Hayden yawned and asked his mother if Kane could tuck him in. Kane sat on the edge of the bottom bunk. “So your mama don’t read you stories before she tucks you in?”
“Not anymore. Sometimes I let still let her.” His eyes looked so much bigger without his eyeglasses.
“Did your mom read to you?”
“If she had time or if me’n Kade weren’t in trouble. Truth is, my dad liked to read us.”
“He did? What did he read?”
“Adventure stories he’d saved from the magazines he’d had growing up.”
A somber expression settled on Hayden’s face.
In that instant he looked exactly like Ginger. “Something wrong?”
“What’s it like to have a dad?”
He’d taken classes through the Big Buddies program on how to address this question, but faced with it now, he couldn’t remember a damn thing on how he was supposed to answer. “Well, since I’ve always had one, I guess I’ve never really thought about it.”
Hayden’s small fingers pleated the dark green comforter. “You look like your dad.”
Jesus. Kane knew what was coming before Hayden opened his mouth.
“Do you think I look like my dad? Because I don’t look like my mom.”
“Says who? I was just thinkin’ that you look exactly like her. Especially when you’re thinkin’ hard.
You both get this little crease between your eyebrows. And you definitely have your mama’s eyes.”
Nervous, Kane tugged the sheet into a straight line. “Lookin’ like someone else…well, that ain’t really a picnic, to be honest. I look exactly like my brother. But neither of us looks anything like our mama.”
“She is kind of…little.”
“That’s one thing me’n Kade aren’t, is little. Genetics are a weird thing. If I mate a Hereford cow, the ones with the reddish-orange bodies and the white faces? With a Black Angus bull, the calf will have a white face and a black body. It don’t look nothin’ like its mama or its daddy. But it don’t matter none to the mama cows because it’s their job to protect and care for their babies, no matter if they look like them or not. Kinda reminds me of your mom.”
Relief replaced Hayden’s somberness. “Yeah, I guess you’re right.”
Kane brushed the hair out of Hayden’s eyes. “Now, get to sleep. If you ever need to talk about anything, you can call me. You know that, right?”
“Really?”
“Absolutely. I’ll see you sometime this week, okay?”
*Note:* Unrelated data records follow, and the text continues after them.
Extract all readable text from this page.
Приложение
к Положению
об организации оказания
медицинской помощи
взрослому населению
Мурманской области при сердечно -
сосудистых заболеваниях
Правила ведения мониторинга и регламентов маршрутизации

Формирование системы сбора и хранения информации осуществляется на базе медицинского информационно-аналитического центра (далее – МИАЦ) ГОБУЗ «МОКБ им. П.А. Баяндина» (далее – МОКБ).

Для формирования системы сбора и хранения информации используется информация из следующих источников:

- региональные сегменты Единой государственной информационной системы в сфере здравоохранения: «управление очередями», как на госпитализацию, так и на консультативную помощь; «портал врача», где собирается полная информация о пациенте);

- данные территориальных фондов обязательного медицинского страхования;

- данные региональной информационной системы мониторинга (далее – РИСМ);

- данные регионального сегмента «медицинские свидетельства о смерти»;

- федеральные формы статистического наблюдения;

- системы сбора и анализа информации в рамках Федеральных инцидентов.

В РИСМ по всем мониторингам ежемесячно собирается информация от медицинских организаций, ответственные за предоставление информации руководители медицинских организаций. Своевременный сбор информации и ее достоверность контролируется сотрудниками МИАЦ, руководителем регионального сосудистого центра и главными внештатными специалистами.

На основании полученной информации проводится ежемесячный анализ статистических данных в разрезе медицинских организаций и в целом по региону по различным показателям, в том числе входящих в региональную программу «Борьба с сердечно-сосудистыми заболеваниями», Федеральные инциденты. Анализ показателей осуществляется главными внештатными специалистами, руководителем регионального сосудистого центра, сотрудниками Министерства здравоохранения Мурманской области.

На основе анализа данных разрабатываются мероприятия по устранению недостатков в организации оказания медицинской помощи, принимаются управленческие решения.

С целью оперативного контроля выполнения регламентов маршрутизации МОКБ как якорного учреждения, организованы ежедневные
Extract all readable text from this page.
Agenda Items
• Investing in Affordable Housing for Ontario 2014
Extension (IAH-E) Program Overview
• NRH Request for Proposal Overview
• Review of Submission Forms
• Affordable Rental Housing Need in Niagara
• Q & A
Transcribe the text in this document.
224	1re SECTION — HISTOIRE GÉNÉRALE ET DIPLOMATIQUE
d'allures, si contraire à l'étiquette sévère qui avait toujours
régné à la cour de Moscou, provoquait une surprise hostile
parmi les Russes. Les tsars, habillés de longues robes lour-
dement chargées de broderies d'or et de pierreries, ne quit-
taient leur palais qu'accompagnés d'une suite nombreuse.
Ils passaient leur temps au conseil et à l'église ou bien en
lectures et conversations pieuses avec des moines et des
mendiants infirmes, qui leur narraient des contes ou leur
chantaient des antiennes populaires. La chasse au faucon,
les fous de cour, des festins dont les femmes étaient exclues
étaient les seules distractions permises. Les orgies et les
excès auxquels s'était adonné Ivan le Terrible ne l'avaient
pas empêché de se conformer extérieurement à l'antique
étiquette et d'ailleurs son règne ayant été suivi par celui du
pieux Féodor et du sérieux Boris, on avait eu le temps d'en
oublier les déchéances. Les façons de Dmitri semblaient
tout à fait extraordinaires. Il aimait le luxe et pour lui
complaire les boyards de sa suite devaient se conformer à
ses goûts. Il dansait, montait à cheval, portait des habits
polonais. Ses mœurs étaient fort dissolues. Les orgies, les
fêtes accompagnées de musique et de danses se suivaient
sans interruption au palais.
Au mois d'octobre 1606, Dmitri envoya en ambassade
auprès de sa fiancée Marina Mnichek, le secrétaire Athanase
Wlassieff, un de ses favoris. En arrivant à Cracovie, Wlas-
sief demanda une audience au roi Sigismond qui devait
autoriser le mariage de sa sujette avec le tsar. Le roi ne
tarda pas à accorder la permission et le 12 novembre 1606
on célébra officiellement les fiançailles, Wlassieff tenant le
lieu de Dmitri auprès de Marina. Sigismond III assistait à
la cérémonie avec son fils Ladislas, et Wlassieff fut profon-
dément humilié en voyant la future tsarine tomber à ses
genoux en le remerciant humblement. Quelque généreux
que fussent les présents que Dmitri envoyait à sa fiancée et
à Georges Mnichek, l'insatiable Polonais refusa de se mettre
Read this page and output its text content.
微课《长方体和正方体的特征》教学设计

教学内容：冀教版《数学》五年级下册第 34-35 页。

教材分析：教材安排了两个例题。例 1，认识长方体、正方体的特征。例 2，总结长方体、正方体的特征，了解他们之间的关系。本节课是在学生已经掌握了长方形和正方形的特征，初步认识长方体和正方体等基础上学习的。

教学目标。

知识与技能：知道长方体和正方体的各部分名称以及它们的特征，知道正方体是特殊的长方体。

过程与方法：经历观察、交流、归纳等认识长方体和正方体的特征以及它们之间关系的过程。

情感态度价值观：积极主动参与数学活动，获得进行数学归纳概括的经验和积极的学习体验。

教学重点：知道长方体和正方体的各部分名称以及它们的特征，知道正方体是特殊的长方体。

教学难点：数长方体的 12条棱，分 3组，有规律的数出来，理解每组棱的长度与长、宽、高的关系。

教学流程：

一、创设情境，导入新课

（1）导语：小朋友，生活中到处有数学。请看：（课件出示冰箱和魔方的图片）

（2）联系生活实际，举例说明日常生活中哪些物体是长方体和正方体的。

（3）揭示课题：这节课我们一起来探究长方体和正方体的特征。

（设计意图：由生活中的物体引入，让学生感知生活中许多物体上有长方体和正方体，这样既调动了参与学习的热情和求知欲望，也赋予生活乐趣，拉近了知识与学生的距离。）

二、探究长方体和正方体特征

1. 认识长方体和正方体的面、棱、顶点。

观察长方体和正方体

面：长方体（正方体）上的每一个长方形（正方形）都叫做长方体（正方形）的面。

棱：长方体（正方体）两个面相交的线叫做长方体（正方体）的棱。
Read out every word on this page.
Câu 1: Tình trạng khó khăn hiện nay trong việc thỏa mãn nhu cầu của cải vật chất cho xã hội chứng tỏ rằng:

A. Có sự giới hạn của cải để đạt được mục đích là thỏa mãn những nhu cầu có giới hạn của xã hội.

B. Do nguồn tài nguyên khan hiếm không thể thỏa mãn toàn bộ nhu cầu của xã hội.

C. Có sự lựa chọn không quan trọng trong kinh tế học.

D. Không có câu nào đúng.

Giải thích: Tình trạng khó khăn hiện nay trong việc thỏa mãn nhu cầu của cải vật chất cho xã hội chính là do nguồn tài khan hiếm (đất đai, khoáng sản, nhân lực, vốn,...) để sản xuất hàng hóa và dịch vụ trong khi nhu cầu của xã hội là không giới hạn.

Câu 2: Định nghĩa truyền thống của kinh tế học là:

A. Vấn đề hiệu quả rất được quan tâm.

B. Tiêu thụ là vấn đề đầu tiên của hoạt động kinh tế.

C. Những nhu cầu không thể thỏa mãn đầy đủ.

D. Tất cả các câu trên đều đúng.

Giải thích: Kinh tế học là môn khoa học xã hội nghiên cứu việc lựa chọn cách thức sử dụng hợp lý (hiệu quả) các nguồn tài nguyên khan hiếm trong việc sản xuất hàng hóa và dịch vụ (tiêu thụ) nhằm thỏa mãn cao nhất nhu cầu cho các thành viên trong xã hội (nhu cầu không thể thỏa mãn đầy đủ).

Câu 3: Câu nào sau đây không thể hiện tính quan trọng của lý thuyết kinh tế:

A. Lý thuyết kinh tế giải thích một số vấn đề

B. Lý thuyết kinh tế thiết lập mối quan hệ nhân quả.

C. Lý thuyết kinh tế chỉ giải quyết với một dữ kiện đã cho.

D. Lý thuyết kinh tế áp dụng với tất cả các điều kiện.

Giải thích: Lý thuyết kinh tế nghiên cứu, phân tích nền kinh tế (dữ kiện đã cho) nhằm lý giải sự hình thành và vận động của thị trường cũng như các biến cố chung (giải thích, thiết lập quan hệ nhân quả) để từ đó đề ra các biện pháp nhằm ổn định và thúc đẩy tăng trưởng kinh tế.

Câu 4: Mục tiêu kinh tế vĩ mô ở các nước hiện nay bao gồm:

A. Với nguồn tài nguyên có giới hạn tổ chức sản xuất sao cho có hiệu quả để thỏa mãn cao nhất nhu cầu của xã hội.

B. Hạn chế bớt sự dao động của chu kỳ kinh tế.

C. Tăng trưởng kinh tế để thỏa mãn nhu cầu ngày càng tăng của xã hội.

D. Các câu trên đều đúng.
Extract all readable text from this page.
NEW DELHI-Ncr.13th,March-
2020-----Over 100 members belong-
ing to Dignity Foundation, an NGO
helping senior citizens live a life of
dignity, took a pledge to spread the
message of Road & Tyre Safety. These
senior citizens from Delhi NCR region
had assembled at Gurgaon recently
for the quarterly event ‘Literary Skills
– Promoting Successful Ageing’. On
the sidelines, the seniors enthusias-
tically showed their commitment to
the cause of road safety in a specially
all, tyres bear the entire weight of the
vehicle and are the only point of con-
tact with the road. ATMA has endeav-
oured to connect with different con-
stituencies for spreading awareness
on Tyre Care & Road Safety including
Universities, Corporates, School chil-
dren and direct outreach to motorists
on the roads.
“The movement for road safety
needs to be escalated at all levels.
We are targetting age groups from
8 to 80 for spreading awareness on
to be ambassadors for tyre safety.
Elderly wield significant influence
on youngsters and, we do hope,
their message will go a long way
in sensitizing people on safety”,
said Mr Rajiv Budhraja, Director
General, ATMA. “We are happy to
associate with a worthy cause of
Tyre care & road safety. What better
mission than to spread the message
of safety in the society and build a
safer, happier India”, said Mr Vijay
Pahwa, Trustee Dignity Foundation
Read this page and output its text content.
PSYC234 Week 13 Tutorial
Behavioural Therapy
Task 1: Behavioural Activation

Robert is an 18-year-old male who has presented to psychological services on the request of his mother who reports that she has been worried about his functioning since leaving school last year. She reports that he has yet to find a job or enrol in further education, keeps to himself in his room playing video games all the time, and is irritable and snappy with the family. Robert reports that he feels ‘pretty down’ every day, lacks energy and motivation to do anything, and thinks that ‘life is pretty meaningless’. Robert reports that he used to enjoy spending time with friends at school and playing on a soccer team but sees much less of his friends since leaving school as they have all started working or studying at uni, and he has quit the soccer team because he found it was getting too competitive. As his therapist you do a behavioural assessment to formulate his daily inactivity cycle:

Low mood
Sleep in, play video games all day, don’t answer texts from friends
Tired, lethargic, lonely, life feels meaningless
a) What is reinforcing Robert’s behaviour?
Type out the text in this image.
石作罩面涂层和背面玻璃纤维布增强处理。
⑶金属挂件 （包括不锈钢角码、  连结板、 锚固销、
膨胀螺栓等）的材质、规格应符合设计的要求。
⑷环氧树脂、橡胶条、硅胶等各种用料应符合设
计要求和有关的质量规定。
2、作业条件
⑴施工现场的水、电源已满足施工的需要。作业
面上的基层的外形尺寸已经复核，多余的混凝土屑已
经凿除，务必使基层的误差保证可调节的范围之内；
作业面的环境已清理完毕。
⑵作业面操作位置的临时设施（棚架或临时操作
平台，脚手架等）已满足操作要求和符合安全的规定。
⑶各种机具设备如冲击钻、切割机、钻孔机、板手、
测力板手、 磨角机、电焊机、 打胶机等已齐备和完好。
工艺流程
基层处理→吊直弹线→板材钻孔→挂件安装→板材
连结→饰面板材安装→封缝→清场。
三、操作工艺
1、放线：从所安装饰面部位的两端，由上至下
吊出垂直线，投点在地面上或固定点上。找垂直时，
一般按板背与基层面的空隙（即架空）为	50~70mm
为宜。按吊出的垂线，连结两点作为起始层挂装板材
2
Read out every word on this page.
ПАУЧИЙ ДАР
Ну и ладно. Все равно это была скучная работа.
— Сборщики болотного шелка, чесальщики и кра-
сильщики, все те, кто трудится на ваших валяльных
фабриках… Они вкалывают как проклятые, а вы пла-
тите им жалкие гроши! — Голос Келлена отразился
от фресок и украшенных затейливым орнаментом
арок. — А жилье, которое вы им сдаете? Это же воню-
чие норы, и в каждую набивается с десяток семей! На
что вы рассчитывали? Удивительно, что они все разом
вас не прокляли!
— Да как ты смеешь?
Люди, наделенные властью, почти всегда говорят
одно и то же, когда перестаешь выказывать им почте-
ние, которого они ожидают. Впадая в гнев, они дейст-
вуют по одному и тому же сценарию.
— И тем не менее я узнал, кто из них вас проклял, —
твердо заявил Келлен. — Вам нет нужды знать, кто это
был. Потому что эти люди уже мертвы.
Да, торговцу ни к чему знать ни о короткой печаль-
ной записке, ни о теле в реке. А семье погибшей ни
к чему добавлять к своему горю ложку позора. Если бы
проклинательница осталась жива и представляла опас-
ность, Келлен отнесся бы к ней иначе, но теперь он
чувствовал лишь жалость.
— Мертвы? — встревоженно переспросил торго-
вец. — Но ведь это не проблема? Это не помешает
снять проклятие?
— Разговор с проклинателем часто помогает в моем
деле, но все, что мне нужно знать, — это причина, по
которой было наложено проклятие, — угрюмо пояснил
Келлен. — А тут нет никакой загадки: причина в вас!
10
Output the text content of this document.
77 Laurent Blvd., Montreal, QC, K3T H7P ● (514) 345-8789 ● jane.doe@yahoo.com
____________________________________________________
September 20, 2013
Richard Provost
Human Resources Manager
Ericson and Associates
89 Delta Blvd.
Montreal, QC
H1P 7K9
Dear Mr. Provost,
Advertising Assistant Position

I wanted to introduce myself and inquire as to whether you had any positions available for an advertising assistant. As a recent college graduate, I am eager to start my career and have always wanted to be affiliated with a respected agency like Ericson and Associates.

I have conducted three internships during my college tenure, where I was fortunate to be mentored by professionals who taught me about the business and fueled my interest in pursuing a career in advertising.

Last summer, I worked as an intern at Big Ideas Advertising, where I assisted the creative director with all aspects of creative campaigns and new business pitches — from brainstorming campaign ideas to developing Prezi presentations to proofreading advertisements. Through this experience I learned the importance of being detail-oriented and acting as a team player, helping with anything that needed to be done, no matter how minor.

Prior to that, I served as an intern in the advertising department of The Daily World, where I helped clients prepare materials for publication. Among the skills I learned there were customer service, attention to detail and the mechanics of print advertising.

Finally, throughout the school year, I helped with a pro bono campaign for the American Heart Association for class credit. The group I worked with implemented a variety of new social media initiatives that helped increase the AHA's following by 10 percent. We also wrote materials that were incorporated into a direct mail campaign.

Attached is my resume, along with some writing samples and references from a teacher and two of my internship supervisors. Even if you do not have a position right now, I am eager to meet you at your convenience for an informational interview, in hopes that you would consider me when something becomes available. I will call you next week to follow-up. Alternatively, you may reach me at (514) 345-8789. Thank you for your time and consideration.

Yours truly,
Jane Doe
“You won’t be here in the morning?”
I wish. “Nope. I’m headed home shortly.”
“Night, Buck.”
“Night, sport.”
After Kane left Hayden’s room, he slumped against the wall in the hallway. Had what he’d said made a lick of sense to the boy? Should he tell Ginger her son had asked about his father? Or would mentioning it violate Hayden’s trust? As he listened to Ginger doing dishes in the kitchen, he wondered why Hayden had brought it up tonight.
Maybe it came about because you’re in his house, hanging out with him, his mother and his grandfather. Wouldn’t that make him wonder what it’d be like to have that life all the time?
Probably. Because as Kane sat at the dining room table tonight, he let himself imagine, just for few minutes, this was his life. A beautiful, smart, sensual wife. A great kid. An old timer to keep things in perspective. The only thing missing in the picket-fence scene was a dog.